Troubled 7digital is under new ownership.
The B2B digital music firm is now controlled by a consortium headed up by eMusic president and tech investor Tamir Koch, who joins the board as chairman. Koch and 7digital CEO John Aalbers are interviewed in the latest issue of Music Week.
Koch and David Lazarus, an executive director of South African firm RAM Hand-To-Hand Couriers Group, now have a controlling stake of 69% in 7digital. They are set to join the board just as the company is urgently seeking a cash injection of £4.5 million by the end of the month to fend off the prospect of entering administration.
The consortium has invested £1.3m and pledged to put in more as part of the company’s fundraising. Here, Koch explains why he believes 7digital can still be a major player in the streaming economy…
Why did you want to take a controlling stake of 7digital when it’s having cash problems?
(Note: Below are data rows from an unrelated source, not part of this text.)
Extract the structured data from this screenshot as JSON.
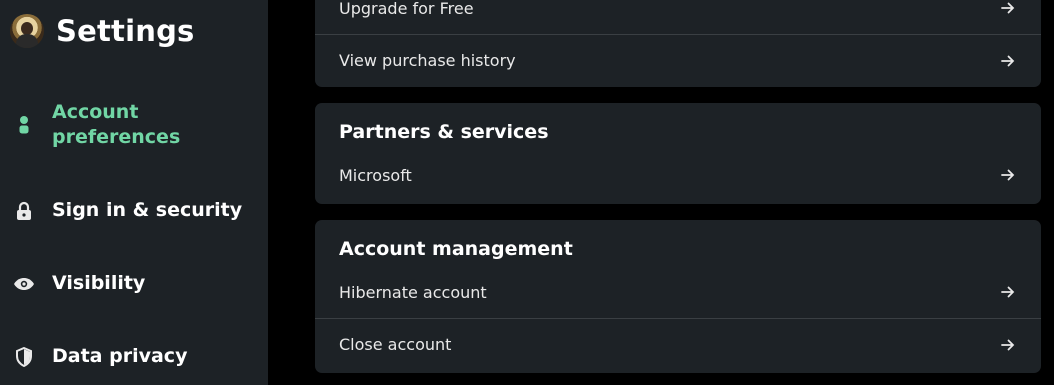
{
  "app": {
    "title": "Settings"
  },
  "sidebar": {
    "items": [
      {
        "label_line1": "Account",
        "label_line2": "preferences",
        "icon": "person-icon",
        "active": true
      },
      {
        "label": "Sign in & security",
        "icon": "lock-icon"
      },
      {
        "label": "Visibility",
        "icon": "eye-icon"
      },
      {
        "label": "Data privacy",
        "icon": "shield-icon"
      }
    ]
  },
  "main": {
    "top_card": {
      "rows": [
        {
          "label": "Upgrade for Free"
        },
        {
          "label": "View purchase history"
        }
      ]
    },
    "partners": {
      "title": "Partners & services",
      "rows": [
        {
          "label": "Microsoft"
        }
      ]
    },
    "account_management": {
      "title": "Account management",
      "rows": [
        {
          "label": "Hibernate account"
        },
        {
          "label": "Close account"
        }
      ]
    }
  },
  "colors": {
    "accent": "#71d6a5",
    "sidebar_bg": "#1d2226",
    "page_bg": "#000000",
    "card_bg": "#1d2226"
  }
}
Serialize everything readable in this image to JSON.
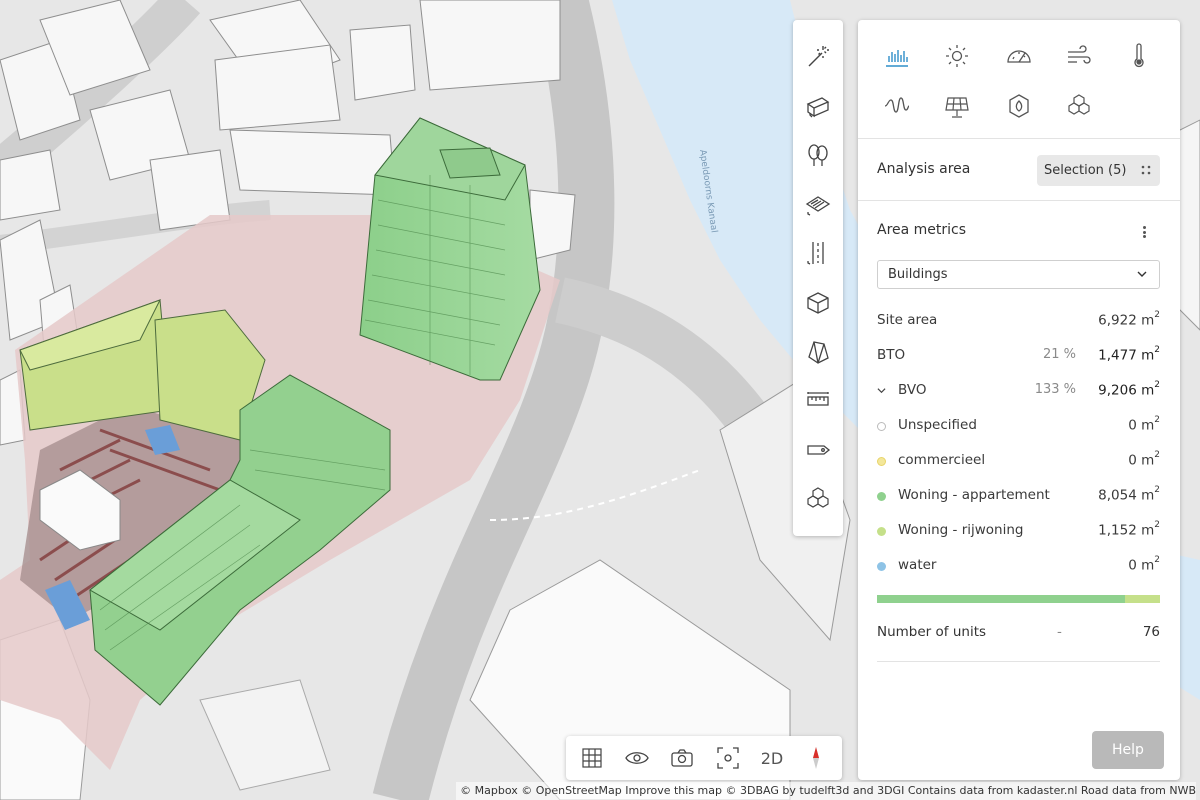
{
  "tabs": {
    "row1": [
      "bar-chart-icon",
      "sun-icon",
      "gauge-icon",
      "wind-icon",
      "thermometer-icon"
    ],
    "row2": [
      "sound-wave-icon",
      "solar-panel-icon",
      "leaf-shield-icon",
      "cubes-icon"
    ],
    "active": "bar-chart-icon",
    "accent_color": "#2f8fc9"
  },
  "analysis": {
    "label": "Analysis area",
    "selection": "Selection (5)"
  },
  "metrics": {
    "title": "Area metrics",
    "dropdown_value": "Buildings",
    "rows": {
      "site_area": {
        "label": "Site area",
        "value": "6,922",
        "unit": "m",
        "exp": "2"
      },
      "bto": {
        "label": "BTO",
        "pct": "21 %",
        "value": "1,477",
        "unit": "m",
        "exp": "2"
      },
      "bvo": {
        "label": "BVO",
        "pct": "133 %",
        "value": "9,206",
        "unit": "m",
        "exp": "2"
      }
    },
    "uses": [
      {
        "label": "Unspecified",
        "value": "0",
        "unit": "m",
        "exp": "2",
        "color": "#ffffff"
      },
      {
        "label": "commercieel",
        "value": "0",
        "unit": "m",
        "exp": "2",
        "color": "#f3e79a"
      },
      {
        "label": "Woning - appartement",
        "value": "8,054",
        "unit": "m",
        "exp": "2",
        "color": "#8fd18e"
      },
      {
        "label": "Woning - rijwoning",
        "value": "1,152",
        "unit": "m",
        "exp": "2",
        "color": "#c5e08a"
      },
      {
        "label": "water",
        "value": "0",
        "unit": "m",
        "exp": "2",
        "color": "#8ec3e6"
      }
    ],
    "usebar": [
      {
        "name": "Woning - appartement",
        "fraction": 0.875,
        "color": "#8fd18e"
      },
      {
        "name": "Woning - rijwoning",
        "fraction": 0.125,
        "color": "#c5e08a"
      }
    ],
    "units": {
      "label": "Number of units",
      "dash": "-",
      "value": "76"
    }
  },
  "help_label": "Help",
  "left_tools": [
    "magic-wand-icon",
    "building-block-icon",
    "trees-icon",
    "plane-surface-icon",
    "road-lines-icon",
    "cube-icon",
    "prism-icon",
    "ruler-icon",
    "tag-icon",
    "stacked-cubes-icon"
  ],
  "bottom_tools": {
    "items": [
      "grid-frame-icon",
      "eye-icon",
      "camera-icon",
      "focus-icon",
      "compass-icon"
    ],
    "mode_2d": "2D"
  },
  "map_labels": {
    "river": "Apeldoorns Kanaal"
  },
  "attribution": "© Mapbox  © OpenStreetMap  Improve this map  © 3DBAG by tudelft3d and 3DGI  Contains data from kadaster.nl  Road data from NWB"
}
“If you look at the 2018 results, yes, the company lost money and there was a problem with the fact that they lost their biggest client with Media Markt Saturn. So that’s a shame, but actually the trajectory was good, revenues grew, gross profit grew, EBITA grew a little bit. If Media Markt Saturn had stayed [as a client], actually the company would be breaking even right now.
“The 2018 results were actually pretty good and [7digital] is on its way to gross profit. Sometimes it happens, a major client leaves and that brought that stock down and brought the company into some trouble. The more important reason we came into 7digital, which was interesting for us from the get-go, is the eMusic blockchain project.”
Why is blockchain potentially significant for rights holders and DSPs?
“I am a tech entrepreneur, that’s what I’ve been doing for the past 24 years, since the dot com [boom]. My first company started in 1995. So I obviously recognise technology and I can tell that blockchain is 100,000% the future. It is going to replace big data and databases because blockchain in its core technology is more secure, so you can’t hack it. Second – and importantly for the music industry – it’s open and transparent and everything is public on the chain. That is critical in my mind. I’ve been in the music industry over 10 years, and there are so many intermediaries and so much inefficiency in the system. We felt that with eMusic as a brand and champion of the indies, that the technology would be right to solve the issues of the the music industry to remove all the inefficiencies.”
The company needed cash and we solved that problem
Tamir Koch
Why was 7digital central to that vision for blockchain?
“eMusic is a D2C platform, a well known niche player that has been there from the get-go. eMusic Blockchain is more about the distribution to every digital service provider, and that’s why 7digital is so critical because that’s what 7digital does. They have a catalogue of 60m tracks, they ingest everything. [Artists] want to be distrbuted to everyone – not just eMusic, they want to be on Spotify, Apple Music, Deezer, Google, Amazon – that’s what it so exciting about bringing blockchain into 7digital, because they already do that.”
Which existing eMusic clients do you have lined up for the blockchain project?
“Among labels and DIY artists, we have tens of thousands of artists lined up. It will be eMusic’s licensed labels and the artists that want to go and distribute themselves.”
Do you think majors and other big labels will come on board?
“I think so because the change in the music industry is inevitable. The most important thing is the metadata and royalty data. We live in the world of digital, it’s 2019, it’s time to move on – there’s no reason everything shouldn’t be out in the open. The change that we’re doing is inevitable. You can argue whether it will be eMusic and 7digital – we obviously believe in it – but the change is inevitable because of the current state of the industry where the DSPs don’t make a living. Forget about Apple, Amazon and Google, because they are great service providers for music, but they don’t make their money from music. Look at Spotify, it’s losing half a billon dollars a year [Spotify is forecasting a loss of up to $404m in 2019]. Pandora was on the verge of bankruptcy when Sirius bought them. So it doesn’t work in the DSPs. But it’s actually a lot worse on the artist side. They are not making any money from music today.”
Don’t you need to secure major new clients such as Spotify and Apple Music for your blockchain plan to succeed?
“They will come in any case, because we are offering them a better 50-50 model. It is getting out all those inefficiencies with regard to distribution and royalties. We just want to make the system streamlined and better in a way that works for everyone. Because of the technology, it can be done. It couldn’t be done before, you needed all those collection agencies. It’s the lack of transparency that’s a problem for the industry.”
What changes are you planning to make happen at 7digital?
“We’ll come on board, we’ve just become the controlling [partners], we’re not announcing anything yet. We’re coming in as non-executive [directors] to the board, so we will learn and see how [to support the company]. Bringing the cash into 7digital is just one aspect, it’s obviously a critical aspect, the company needed cash and we solved that problem. We also need to make sure that the company is self-sustainable and growing and that is our plan with the management.”